Merdivenlerin sonunda salona çıktığımda Raz barbekünün başında etleri çevirirken Güneş hemen arkasında büyük bir parçayı kaçırmakla meşguldü. Uzaktan bakıldığında şakalaşmayı seven iki ukala genç adam gibi görünüyorlardı ancak altını çiziyorum: Onlar katil. Hem de planlı programlı, meslek halinde katil.

Dışarıya attığım ilk adımda Güneş havaya kaldırdığı eti, Antik dönem tablolarında üzüm yiyen insanlar gibi uzanarak yerken gözlerini bana çevirdi. Lokmasını kopardığında etin dışının iyice mühürlenmiş olmasına rağmen içinin pembe olduğunu görebiliyordum.

Elinin tersiyle dudaklarındaki etin suyunu sildi "Umuyorum ki sadece koklamaya gelmedin," dedi ve bana eti uzattı. Başımı iki yana salladığımda gözlerini kocaman açtı "Yemeyecek misin?" diye sordu.

Parmağımla elindeki eti işaret ederek başımı olumsuz anlamda salladım ve ızgaradaki etleri işaret ederek de olumlu anlamda başımı salladım.
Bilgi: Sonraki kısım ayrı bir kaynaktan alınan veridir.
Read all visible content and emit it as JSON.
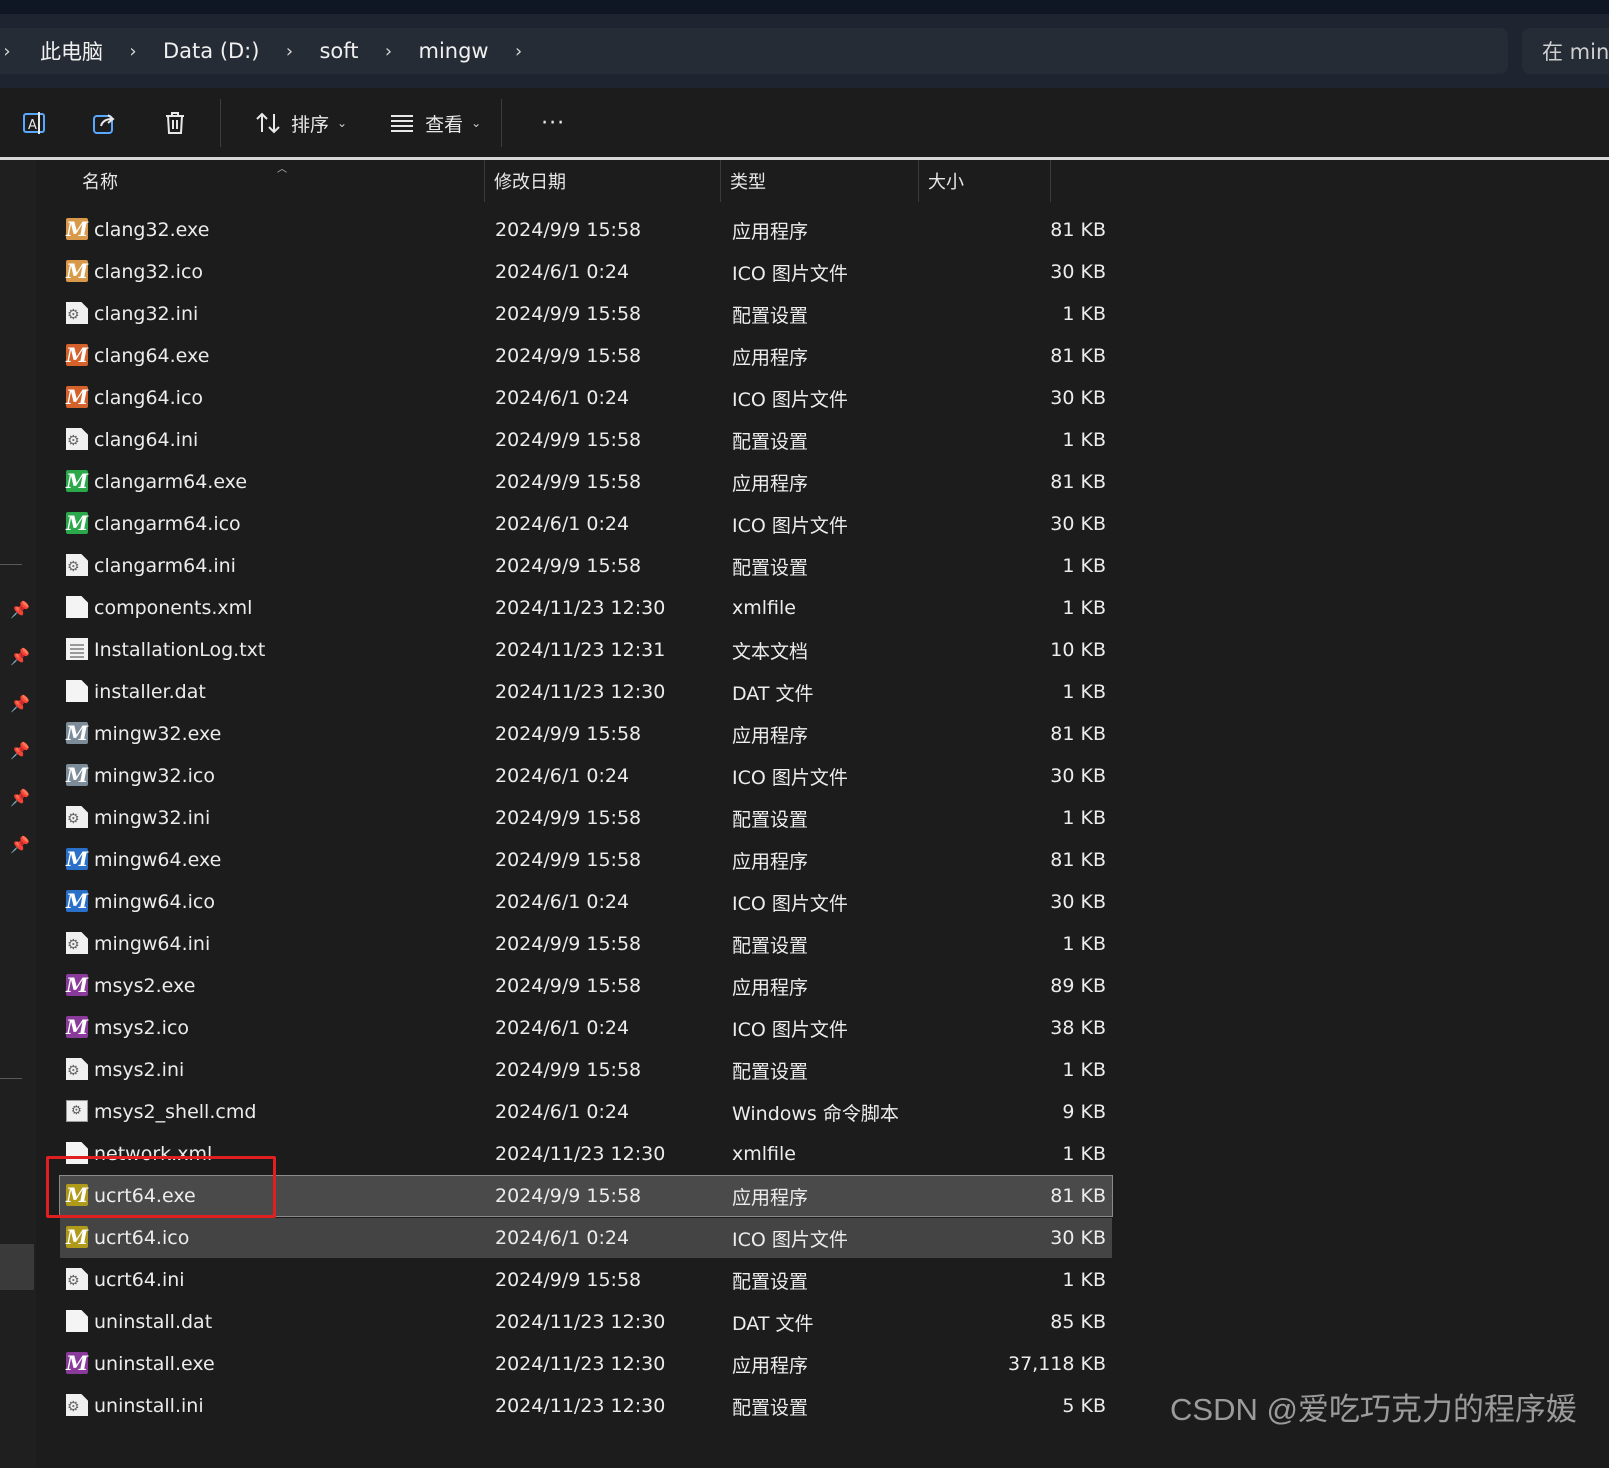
{
  "breadcrumb": {
    "items": [
      "此电脑",
      "Data (D:)",
      "soft",
      "mingw"
    ],
    "separator": "›"
  },
  "search": {
    "placeholder": "在 mingw"
  },
  "toolbar": {
    "sort_label": "排序",
    "view_label": "查看",
    "more_label": "···"
  },
  "columns": {
    "name": "名称",
    "date": "修改日期",
    "type": "类型",
    "size": "大小"
  },
  "colors": {
    "clang32": "#d89a4a",
    "clang64": "#d4622a",
    "clangarm64": "#2aa84a",
    "mingw32": "#7c8c98",
    "mingw64": "#2a70c8",
    "msys2": "#8a3a9a",
    "ucrt64": "#b09a1a",
    "selection_box": "#e02020"
  },
  "files": [
    {
      "name": "clang32.exe",
      "date": "2024/9/9 15:58",
      "type": "应用程序",
      "size": "81 KB",
      "icon": "m-clang32"
    },
    {
      "name": "clang32.ico",
      "date": "2024/6/1 0:24",
      "type": "ICO 图片文件",
      "size": "30 KB",
      "icon": "m-clang32"
    },
    {
      "name": "clang32.ini",
      "date": "2024/9/9 15:58",
      "type": "配置设置",
      "size": "1 KB",
      "icon": "ini"
    },
    {
      "name": "clang64.exe",
      "date": "2024/9/9 15:58",
      "type": "应用程序",
      "size": "81 KB",
      "icon": "m-clang64"
    },
    {
      "name": "clang64.ico",
      "date": "2024/6/1 0:24",
      "type": "ICO 图片文件",
      "size": "30 KB",
      "icon": "m-clang64"
    },
    {
      "name": "clang64.ini",
      "date": "2024/9/9 15:58",
      "type": "配置设置",
      "size": "1 KB",
      "icon": "ini"
    },
    {
      "name": "clangarm64.exe",
      "date": "2024/9/9 15:58",
      "type": "应用程序",
      "size": "81 KB",
      "icon": "m-clangarm64"
    },
    {
      "name": "clangarm64.ico",
      "date": "2024/6/1 0:24",
      "type": "ICO 图片文件",
      "size": "30 KB",
      "icon": "m-clangarm64"
    },
    {
      "name": "clangarm64.ini",
      "date": "2024/9/9 15:58",
      "type": "配置设置",
      "size": "1 KB",
      "icon": "ini"
    },
    {
      "name": "components.xml",
      "date": "2024/11/23 12:30",
      "type": "xmlfile",
      "size": "1 KB",
      "icon": "doc"
    },
    {
      "name": "InstallationLog.txt",
      "date": "2024/11/23 12:31",
      "type": "文本文档",
      "size": "10 KB",
      "icon": "txt"
    },
    {
      "name": "installer.dat",
      "date": "2024/11/23 12:30",
      "type": "DAT 文件",
      "size": "1 KB",
      "icon": "doc"
    },
    {
      "name": "mingw32.exe",
      "date": "2024/9/9 15:58",
      "type": "应用程序",
      "size": "81 KB",
      "icon": "m-mingw32"
    },
    {
      "name": "mingw32.ico",
      "date": "2024/6/1 0:24",
      "type": "ICO 图片文件",
      "size": "30 KB",
      "icon": "m-mingw32"
    },
    {
      "name": "mingw32.ini",
      "date": "2024/9/9 15:58",
      "type": "配置设置",
      "size": "1 KB",
      "icon": "ini"
    },
    {
      "name": "mingw64.exe",
      "date": "2024/9/9 15:58",
      "type": "应用程序",
      "size": "81 KB",
      "icon": "m-mingw64"
    },
    {
      "name": "mingw64.ico",
      "date": "2024/6/1 0:24",
      "type": "ICO 图片文件",
      "size": "30 KB",
      "icon": "m-mingw64"
    },
    {
      "name": "mingw64.ini",
      "date": "2024/9/9 15:58",
      "type": "配置设置",
      "size": "1 KB",
      "icon": "ini"
    },
    {
      "name": "msys2.exe",
      "date": "2024/9/9 15:58",
      "type": "应用程序",
      "size": "89 KB",
      "icon": "m-msys2"
    },
    {
      "name": "msys2.ico",
      "date": "2024/6/1 0:24",
      "type": "ICO 图片文件",
      "size": "38 KB",
      "icon": "m-msys2"
    },
    {
      "name": "msys2.ini",
      "date": "2024/9/9 15:58",
      "type": "配置设置",
      "size": "1 KB",
      "icon": "ini"
    },
    {
      "name": "msys2_shell.cmd",
      "date": "2024/6/1 0:24",
      "type": "Windows 命令脚本",
      "size": "9 KB",
      "icon": "cmd"
    },
    {
      "name": "network.xml",
      "date": "2024/11/23 12:30",
      "type": "xmlfile",
      "size": "1 KB",
      "icon": "doc"
    },
    {
      "name": "ucrt64.exe",
      "date": "2024/9/9 15:58",
      "type": "应用程序",
      "size": "81 KB",
      "icon": "m-ucrt64",
      "selected": "focus"
    },
    {
      "name": "ucrt64.ico",
      "date": "2024/6/1 0:24",
      "type": "ICO 图片文件",
      "size": "30 KB",
      "icon": "m-ucrt64",
      "selected": "yes"
    },
    {
      "name": "ucrt64.ini",
      "date": "2024/9/9 15:58",
      "type": "配置设置",
      "size": "1 KB",
      "icon": "ini"
    },
    {
      "name": "uninstall.dat",
      "date": "2024/11/23 12:30",
      "type": "DAT 文件",
      "size": "85 KB",
      "icon": "doc"
    },
    {
      "name": "uninstall.exe",
      "date": "2024/11/23 12:30",
      "type": "应用程序",
      "size": "37,118 KB",
      "icon": "m-msys2"
    },
    {
      "name": "uninstall.ini",
      "date": "2024/11/23 12:30",
      "type": "配置设置",
      "size": "5 KB",
      "icon": "ini"
    }
  ],
  "watermark": "CSDN @爱吃巧克力的程序媛"
}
Güneş eti dişlerinin arasına sıkıştırıp şaşkın gözlerle bana bakarken ağır ağır, yağlı parmaklarını birbirine değdirmemeye özen göstererek beni alkışladı "Sonunda ölüm diyetine bir son verdiğin şampanya açmak istiyorum," dedi ağzındaki et parçasıyla ancak söylediklerini biraz zor anlamıştım.
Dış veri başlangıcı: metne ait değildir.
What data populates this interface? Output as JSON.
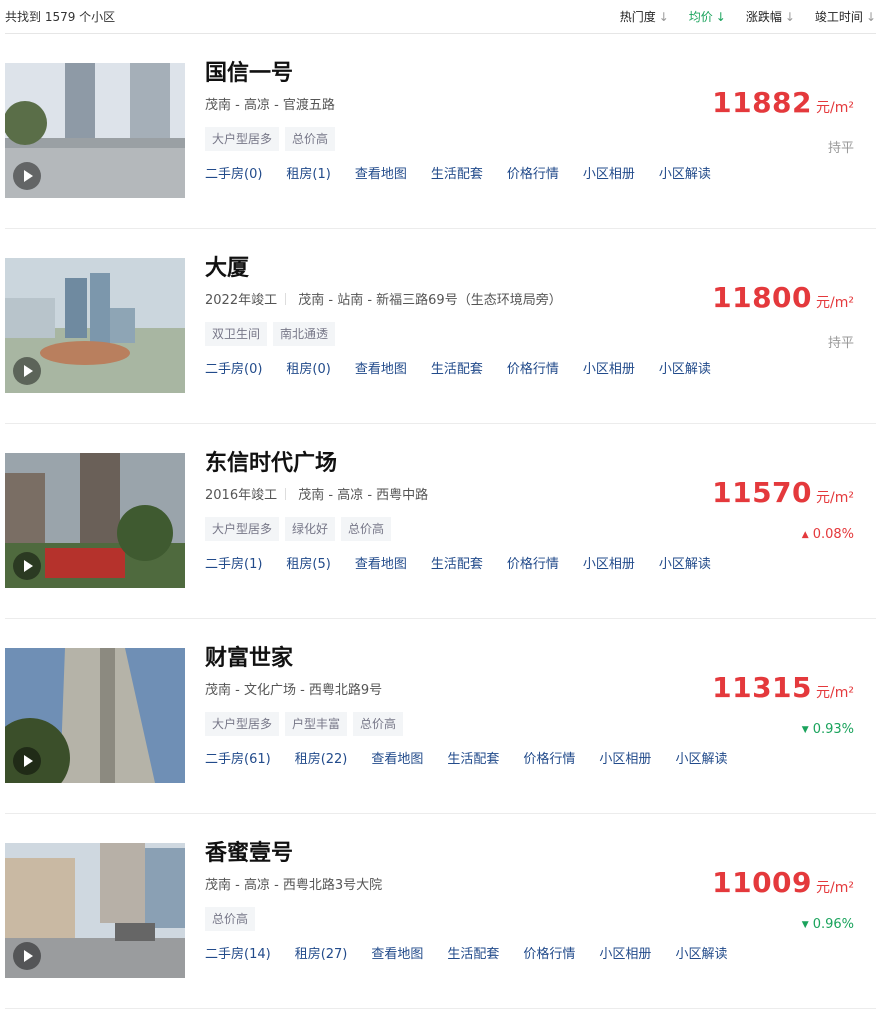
{
  "header": {
    "count_text": "共找到 1579 个小区",
    "sorts": [
      {
        "label": "热门度",
        "active": false
      },
      {
        "label": "均价",
        "active": true
      },
      {
        "label": "涨跌幅",
        "active": false
      },
      {
        "label": "竣工时间",
        "active": false
      }
    ]
  },
  "colors": {
    "price": "#e4393c",
    "up": "#e4393c",
    "down": "#1aa35c",
    "link": "#224b8b",
    "active_sort": "#1aa35c"
  },
  "items": [
    {
      "name": "国信一号",
      "year": "",
      "address": "茂南 - 高凉 - 官渡五路",
      "tags": [
        "大户型居多",
        "总价高"
      ],
      "links": [
        "二手房(0)",
        "租房(1)",
        "查看地图",
        "生活配套",
        "价格行情",
        "小区相册",
        "小区解读"
      ],
      "price": "11882",
      "unit": "元/m²",
      "change": "持平",
      "change_dir": "flat"
    },
    {
      "name": "大厦",
      "year": "2022年竣工",
      "address": "茂南 - 站南 - 新福三路69号（生态环境局旁）",
      "tags": [
        "双卫生间",
        "南北通透"
      ],
      "links": [
        "二手房(0)",
        "租房(0)",
        "查看地图",
        "生活配套",
        "价格行情",
        "小区相册",
        "小区解读"
      ],
      "price": "11800",
      "unit": "元/m²",
      "change": "持平",
      "change_dir": "flat"
    },
    {
      "name": "东信时代广场",
      "year": "2016年竣工",
      "address": "茂南 - 高凉 - 西粤中路",
      "tags": [
        "大户型居多",
        "绿化好",
        "总价高"
      ],
      "links": [
        "二手房(1)",
        "租房(5)",
        "查看地图",
        "生活配套",
        "价格行情",
        "小区相册",
        "小区解读"
      ],
      "price": "11570",
      "unit": "元/m²",
      "change": "0.08%",
      "change_dir": "up"
    },
    {
      "name": "财富世家",
      "year": "",
      "address": "茂南 - 文化广场 - 西粤北路9号",
      "tags": [
        "大户型居多",
        "户型丰富",
        "总价高"
      ],
      "links": [
        "二手房(61)",
        "租房(22)",
        "查看地图",
        "生活配套",
        "价格行情",
        "小区相册",
        "小区解读"
      ],
      "price": "11315",
      "unit": "元/m²",
      "change": "0.93%",
      "change_dir": "down"
    },
    {
      "name": "香蜜壹号",
      "year": "",
      "address": "茂南 - 高凉 - 西粤北路3号大院",
      "tags": [
        "总价高"
      ],
      "links": [
        "二手房(14)",
        "租房(27)",
        "查看地图",
        "生活配套",
        "价格行情",
        "小区相册",
        "小区解读"
      ],
      "price": "11009",
      "unit": "元/m²",
      "change": "0.96%",
      "change_dir": "down"
    }
  ]
}
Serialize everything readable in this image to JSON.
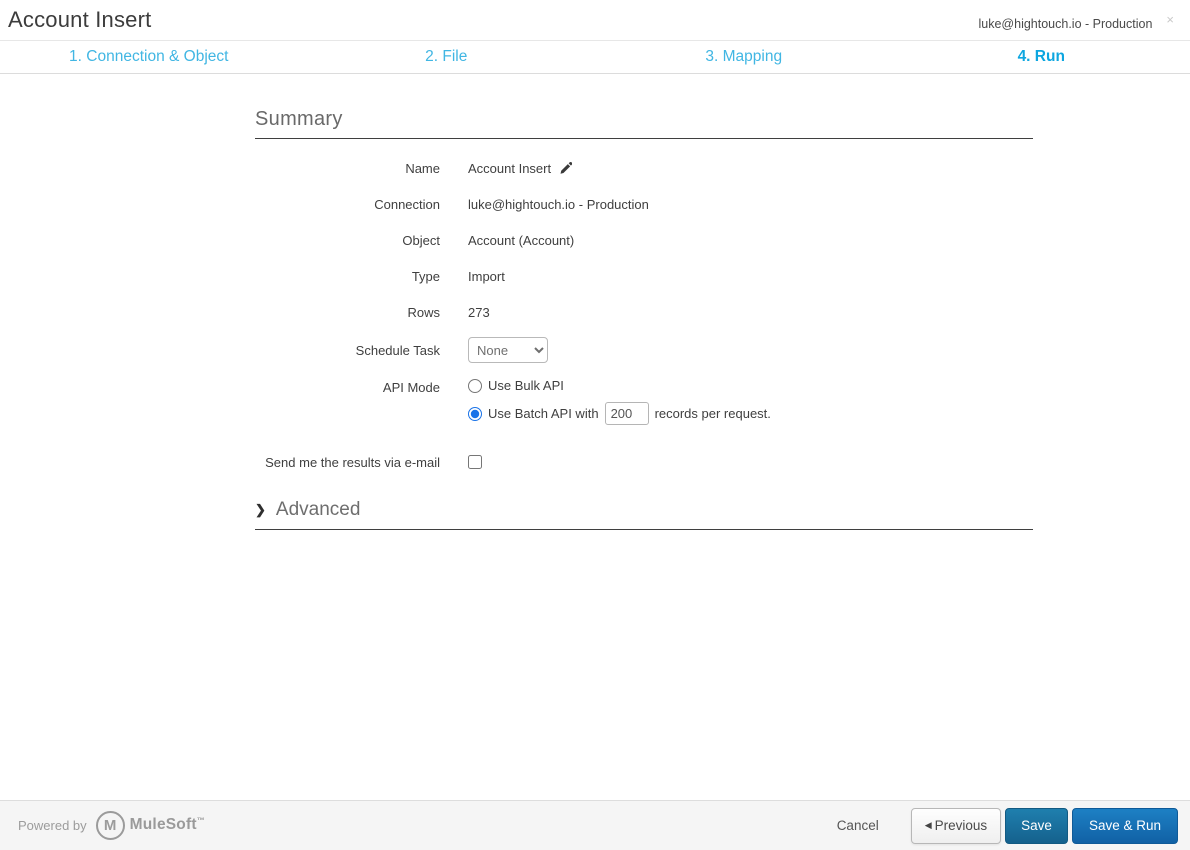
{
  "header": {
    "title": "Account Insert",
    "connection": "luke@hightouch.io - Production",
    "close_icon": "×"
  },
  "steps": [
    {
      "label": "1. Connection & Object",
      "active": false
    },
    {
      "label": "2. File",
      "active": false
    },
    {
      "label": "3. Mapping",
      "active": false
    },
    {
      "label": "4. Run",
      "active": true
    }
  ],
  "summary": {
    "heading": "Summary",
    "name": {
      "label": "Name",
      "value": "Account Insert"
    },
    "connection": {
      "label": "Connection",
      "value": "luke@hightouch.io - Production"
    },
    "object": {
      "label": "Object",
      "value": "Account (Account)"
    },
    "type": {
      "label": "Type",
      "value": "Import"
    },
    "rows": {
      "label": "Rows",
      "value": "273"
    },
    "schedule": {
      "label": "Schedule Task",
      "selected_option": "None"
    },
    "api_mode": {
      "label": "API Mode",
      "bulk": {
        "label": "Use Bulk API",
        "selected": false
      },
      "batch": {
        "label_before": "Use Batch API with",
        "records_value": "200",
        "label_after": "records per request.",
        "selected": true
      }
    },
    "email": {
      "label": "Send me the results via e-mail",
      "checked": false
    }
  },
  "advanced": {
    "chevron": "❯",
    "label": "Advanced"
  },
  "footer": {
    "powered_by": "Powered by",
    "brand": "MuleSoft",
    "brand_tm": "™",
    "cancel": "Cancel",
    "previous_arrow": "◀",
    "previous": "Previous",
    "save": "Save",
    "save_run": "Save & Run"
  },
  "colors": {
    "tab_blue": "#41b6e3",
    "active_tab_blue": "#0da6e0",
    "save_button": "#15618d",
    "save_run_button": "#1161a5",
    "footer_bg": "#f5f5f5"
  }
}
Raz "Şampanyaları ne zamandan beri çapulculara harcıyoruz," dedi omzunun üzerinden.

Omzunun üzerinden Güneş'e bakarken bana döndüğünde ona gözlerimi devirdim ve sırtımı dönerek masada kendime bir sandalye çekip bacaklarımı kaldırdım ve adeta canavar gibi bacaklarımı ısıran soğuktan korumak adına hoodie'nin bol alt kısmından içeri sokup kollarımı bacaklarıma doladım.

Islık sesiyle tekrar Raz'a döndüğümde elindeki et maşasını birbirine vurdu "Madem paraya orta oluyorsun, işlere de ortak ol yavrum. Bizde hak etmeye yemek yok," dedi.

Ona bakmayı sürdürdüm.

"Dolaptaki biraları ve tezgahın üzerindeki kalan etleri getir," dediğinde ayaklarımı sertçe yere vurarak ayağa kalktım ve sandalyemi gürültüyle ittim. Ona dik dik bakarak yanından geçip mutfak tezgahına doğru yürüdüm. Dolapta, sebzeliklerin üzerindeki rafta henüz yarım düzinesi bozulmamış toplu paketlerden üç tanesini kucağıma alıp sıkı sıkıya tutarak dışarıdaki masaya götürdüm. Hava fazlasıyla güneşli ve sıcak sayılırdı, bu yüzden biraların çabuk ısınmayacağını düşünerek hepsini getirmiştim. Yeniden etleri almak için mutfağa dönerken Güneş, alt kata inen kapının hizasındaki duvara yaslı antrede, yan yana dizilmiş plakları teker teker inceliyordu.

Etleri Raz'ın sağına, ocağın hemen yanındaki mermerin üzerine bırakıp kollarımı göğsümün üzerinde birleştirerek ona döndüm. Tekrar omzunun üzerinden masaya baktı ve ela gözlerini bana çevirerek "Tabak, çatal, su, ekmek, bardak... Daha söylememe gerek var mı?" diye sorduğunda kollarımı çözmeden yanından geçip yeniden mutfağa yürüdüm. İstediklerini bir bir masaya yerleştirirken gözüme takılmıştı. Barbekünün kapağını kapatıyor ve elinde maşa ile gözlerini okyanusa dikip uzun uzun bakıyor ve hiç hareket etmiyordu.